The campus’ student union building also hosted a smorgasbord of foreign treats, with Swedish students Hanna Andersson and Flutura Gashi providing guests with the chance to taste food from their Scandinavian homeland.
Ms Gashi, a community development student from Malmo in Sweden’s south, said she was eager to share her country’s culture with the day’s attendees, offering visitors a taste test of licorice and dumplings.
“It’s a great opportunity to see where everybody’s from and get to know their food and traditions,” she said.
Ms Andersson told the Bendigo Advertiser her time in the central Victorian city had been pleasant.
“Everyone is so nice and helpful,” she said, explaining she felt regional communities were even more curious about the experiences of overseas-born visitors than those who lived in culturally-diverse metropolises.
James, a Fijian urban planning student dressed in the pale blue hue of his nation’s flag, also described his two-and-a-half year stint in Bendigo positively.
“I spent a month in Melbourne when I first arrived, but I think Bendigo is a bit more relaxed, like home,” he said, standing over a wooden bowl from which kava – the mud-brown island drink known for its sedative qualities – might normally be served.
Loddon Campase Multicultural Services executive officer Noemi Cummings, who spoke during Wednesday’s event, commended the university for its support of international students.
Her organisation recently secured funds from the state’s Department of Economic Development to build connections between visiting students and the Bendigo community.
“It’s important to reduce their feelings of isolation,” Ms Cummings said.

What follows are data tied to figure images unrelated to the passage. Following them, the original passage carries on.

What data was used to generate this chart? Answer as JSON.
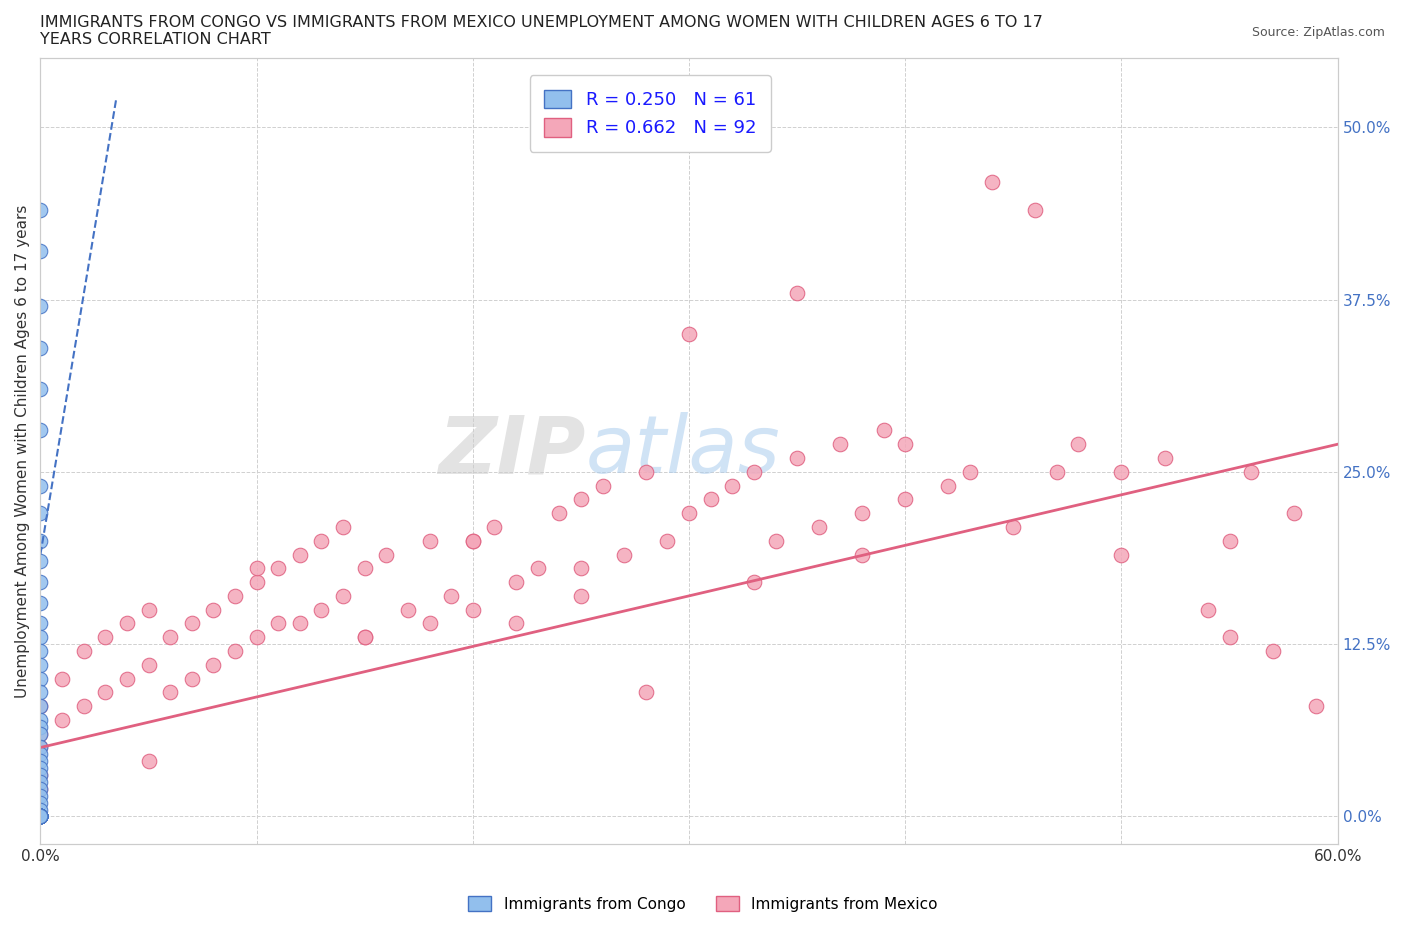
{
  "title": "IMMIGRANTS FROM CONGO VS IMMIGRANTS FROM MEXICO UNEMPLOYMENT AMONG WOMEN WITH CHILDREN AGES 6 TO 17\nYEARS CORRELATION CHART",
  "source_text": "Source: ZipAtlas.com",
  "ylabel": "Unemployment Among Women with Children Ages 6 to 17 years",
  "xlim": [
    0.0,
    0.6
  ],
  "ylim": [
    -0.02,
    0.55
  ],
  "xtick_positions": [
    0.0,
    0.1,
    0.2,
    0.3,
    0.4,
    0.5,
    0.6
  ],
  "xtick_labels": [
    "0.0%",
    "",
    "",
    "",
    "",
    "",
    "60.0%"
  ],
  "ytick_positions": [
    0.0,
    0.125,
    0.25,
    0.375,
    0.5
  ],
  "ytick_labels": [
    "0.0%",
    "12.5%",
    "25.0%",
    "37.5%",
    "50.0%"
  ],
  "congo_color": "#92BFED",
  "congo_edge": "#4472C4",
  "mexico_color": "#F4A7B9",
  "mexico_edge": "#E06080",
  "congo_R": 0.25,
  "congo_N": 61,
  "mexico_R": 0.662,
  "mexico_N": 92,
  "watermark_text": "ZIPatlas",
  "background_color": "#ffffff",
  "grid_color": "#d0d0d0",
  "congo_scatter_x": [
    0.0,
    0.0,
    0.0,
    0.0,
    0.0,
    0.0,
    0.0,
    0.0,
    0.0,
    0.0,
    0.0,
    0.0,
    0.0,
    0.0,
    0.0,
    0.0,
    0.0,
    0.0,
    0.0,
    0.0,
    0.0,
    0.0,
    0.0,
    0.0,
    0.0,
    0.0,
    0.0,
    0.0,
    0.0,
    0.0,
    0.0,
    0.0,
    0.0,
    0.0,
    0.0,
    0.0,
    0.0,
    0.0,
    0.0,
    0.0,
    0.0,
    0.0,
    0.0,
    0.0,
    0.0,
    0.0,
    0.0,
    0.0,
    0.0,
    0.0,
    0.0,
    0.0,
    0.0,
    0.0,
    0.0,
    0.0,
    0.0,
    0.0,
    0.0,
    0.0,
    0.0
  ],
  "congo_scatter_y": [
    0.44,
    0.41,
    0.37,
    0.34,
    0.31,
    0.28,
    0.24,
    0.22,
    0.2,
    0.185,
    0.17,
    0.155,
    0.14,
    0.13,
    0.12,
    0.11,
    0.1,
    0.09,
    0.08,
    0.07,
    0.065,
    0.06,
    0.05,
    0.045,
    0.04,
    0.035,
    0.03,
    0.025,
    0.02,
    0.015,
    0.01,
    0.005,
    0.0,
    0.0,
    0.0,
    0.0,
    0.0,
    0.0,
    0.0,
    0.0,
    0.0,
    0.0,
    0.0,
    0.0,
    0.0,
    0.0,
    0.0,
    0.0,
    0.0,
    0.0,
    0.0,
    0.0,
    0.0,
    0.0,
    0.0,
    0.0,
    0.0,
    0.0,
    0.0,
    0.0,
    0.0
  ],
  "mexico_scatter_x": [
    0.0,
    0.0,
    0.0,
    0.0,
    0.0,
    0.01,
    0.01,
    0.02,
    0.02,
    0.03,
    0.03,
    0.04,
    0.04,
    0.05,
    0.05,
    0.06,
    0.06,
    0.07,
    0.07,
    0.08,
    0.08,
    0.09,
    0.09,
    0.1,
    0.1,
    0.11,
    0.11,
    0.12,
    0.12,
    0.13,
    0.13,
    0.14,
    0.14,
    0.15,
    0.15,
    0.16,
    0.17,
    0.18,
    0.18,
    0.19,
    0.2,
    0.2,
    0.21,
    0.22,
    0.23,
    0.24,
    0.25,
    0.25,
    0.26,
    0.27,
    0.28,
    0.29,
    0.3,
    0.31,
    0.32,
    0.33,
    0.34,
    0.35,
    0.36,
    0.37,
    0.38,
    0.39,
    0.4,
    0.42,
    0.43,
    0.44,
    0.46,
    0.47,
    0.48,
    0.5,
    0.52,
    0.54,
    0.55,
    0.56,
    0.57,
    0.58,
    0.59,
    0.3,
    0.35,
    0.4,
    0.25,
    0.2,
    0.15,
    0.1,
    0.05,
    0.45,
    0.5,
    0.55,
    0.22,
    0.28,
    0.33,
    0.38
  ],
  "mexico_scatter_y": [
    0.08,
    0.06,
    0.05,
    0.03,
    0.02,
    0.1,
    0.07,
    0.12,
    0.08,
    0.13,
    0.09,
    0.14,
    0.1,
    0.15,
    0.11,
    0.13,
    0.09,
    0.14,
    0.1,
    0.15,
    0.11,
    0.16,
    0.12,
    0.17,
    0.13,
    0.18,
    0.14,
    0.19,
    0.14,
    0.2,
    0.15,
    0.21,
    0.16,
    0.18,
    0.13,
    0.19,
    0.15,
    0.2,
    0.14,
    0.16,
    0.2,
    0.15,
    0.21,
    0.17,
    0.18,
    0.22,
    0.23,
    0.18,
    0.24,
    0.19,
    0.25,
    0.2,
    0.22,
    0.23,
    0.24,
    0.25,
    0.2,
    0.26,
    0.21,
    0.27,
    0.22,
    0.28,
    0.23,
    0.24,
    0.25,
    0.46,
    0.44,
    0.25,
    0.27,
    0.25,
    0.26,
    0.15,
    0.2,
    0.25,
    0.12,
    0.22,
    0.08,
    0.35,
    0.38,
    0.27,
    0.16,
    0.2,
    0.13,
    0.18,
    0.04,
    0.21,
    0.19,
    0.13,
    0.14,
    0.09,
    0.17,
    0.19
  ],
  "congo_trend_x0": 0.0,
  "congo_trend_y0": 0.19,
  "congo_trend_x1": 0.035,
  "congo_trend_y1": 0.52,
  "mexico_trend_x0": 0.0,
  "mexico_trend_y0": 0.05,
  "mexico_trend_x1": 0.6,
  "mexico_trend_y1": 0.27
}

The diversity inside the Bendigo university campus is matched by a growing number of overseas-born people choosing to call the city home. About 7 per cent of the city’s population was born in a country other than Australia and about 2000 residents speak a language other than English inside their homes.
The City of Greater Bendigo council adopted a diversity plan in July, with representatives from the municipality saying the document would reduce discrimination and take advantage of the economic potential that came from hosting international visitors.